Sgt. Brian Muller of the Los Angeles Sheriff's Department looked into the matter and subsequently wrote a revised policy on batons for the department.
"A decade ago, the department's policy stated that batons should be 'readily available,'" says Muller. "But a lot of deputies simply began leaving their batons in their war bags in the trunk of their vehicles, largely because of King-related fallout. Then when they needed them, they didn't have them. We removed that discretion, and now policy mandates that personnel—with certain exceptions, such as plainclothes investigators—shall carry their batons with them."
Dinosaur Fallacy
While some agencies still retain rigid policies about baton carrying, others are actually moving away from batons.

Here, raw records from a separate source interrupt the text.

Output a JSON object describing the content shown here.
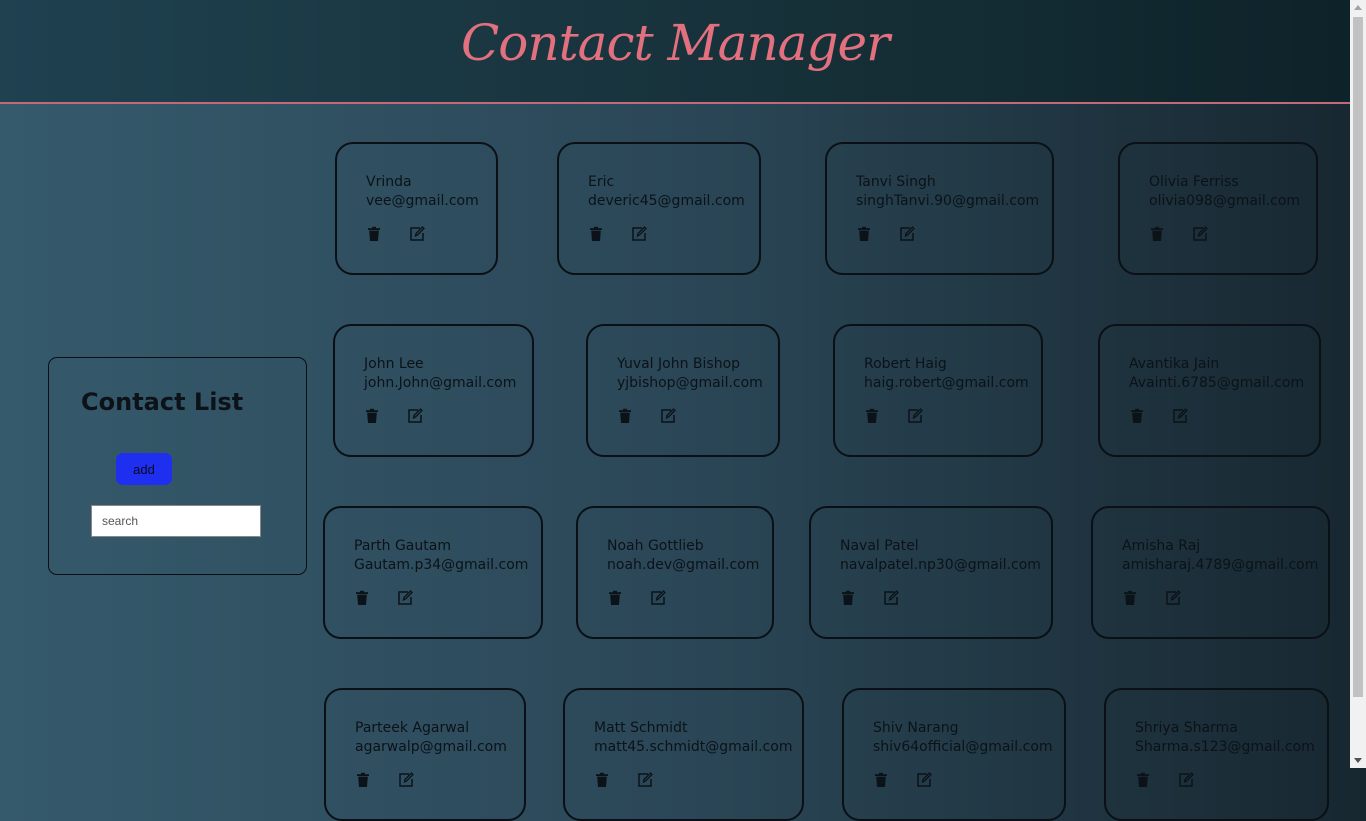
{
  "app": {
    "title": "Contact Manager"
  },
  "sidebar": {
    "heading": "Contact List",
    "add_label": "add",
    "search_placeholder": "search"
  },
  "contacts": [
    {
      "name": "Vrinda",
      "email": "vee@gmail.com"
    },
    {
      "name": "Eric",
      "email": "deveric45@gmail.com"
    },
    {
      "name": "Tanvi Singh",
      "email": "singhTanvi.90@gmail.com"
    },
    {
      "name": "Olivia Ferriss",
      "email": "olivia098@gmail.com"
    },
    {
      "name": "John Lee",
      "email": "john.John@gmail.com"
    },
    {
      "name": "Yuval John Bishop",
      "email": "yjbishop@gmail.com"
    },
    {
      "name": "Robert Haig",
      "email": "haig.robert@gmail.com"
    },
    {
      "name": "Avantika Jain",
      "email": "Avainti.6785@gmail.com"
    },
    {
      "name": "Parth Gautam",
      "email": "Gautam.p34@gmail.com"
    },
    {
      "name": "Noah Gottlieb",
      "email": "noah.dev@gmail.com"
    },
    {
      "name": "Naval Patel",
      "email": "navalpatel.np30@gmail.com"
    },
    {
      "name": "Amisha Raj",
      "email": "amisharaj.4789@gmail.com"
    },
    {
      "name": "Parteek Agarwal",
      "email": "agarwalp@gmail.com"
    },
    {
      "name": "Matt Schmidt",
      "email": "matt45.schmidt@gmail.com"
    },
    {
      "name": "Shiv Narang",
      "email": "shiv64official@gmail.com"
    },
    {
      "name": "Shriya Sharma",
      "email": "Sharma.s123@gmail.com"
    }
  ],
  "icons": {
    "delete": "trash-icon",
    "edit": "edit-icon"
  },
  "colors": {
    "accent": "#e2707f",
    "add_button": "#1e2ff0"
  }
}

It's a reality that finds Marquez less than optimistic about the role side-handle batons like the PR-24 and even telescoping batons will play in the future of law enforcement. And he see that as a problem. "There are still failures of TASERs, which means that you're still going to have to use the baton," Marquez says. But he also believes that improved TASERs and other high-tech weapons will soon obviate the need for batons.
David A. Rose, a consultant with the Law Enforcement Physical Skills Training & Consulting Co., doesn't see that day coming. A use-of-force expert and legal consultant, Rose believes that striking instruments will always have a place in the law enforcement arsenal.

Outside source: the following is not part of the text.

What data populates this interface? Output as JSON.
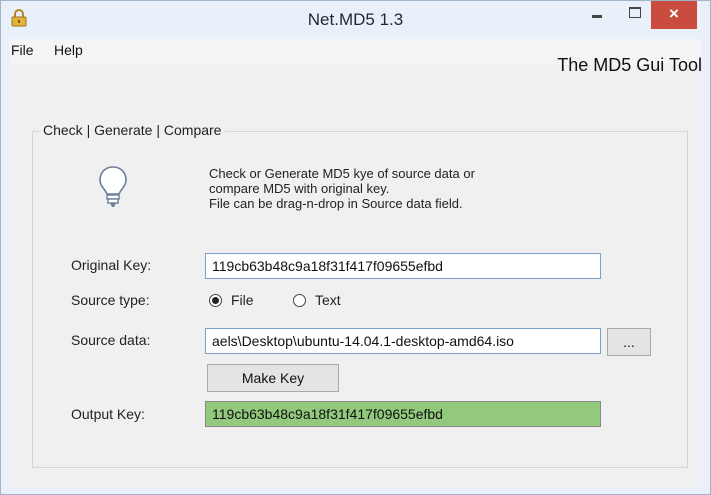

"The idea that batons are going the way of the dinosaur is a fallacy," declares Rose. "Because multiple cases show that at some point you have to go hands on. One guarantee about technology—whether it's law enforcement, military, or civilian, as you know working with computers or cell phones—when you really need it, it fails. Mechanical devices aren't affected by batteries going weak, barbs in TASERs being the wrong distance apart, or wires breaking."
And Rose brings up another concern.
"If you have somebody who's an excited delirium suspect, and he's playing Tyrannosaurus Rex and nothing seems to be stopping him, impact force may be the only thing that you have because maybe deadly force isn't available to you based on the totality of the circumstances. Maybe impact force won't stop him, but it might break bones so that he can't stand any more or grab your other use-of-force options, or choke you, or poke your eyes out."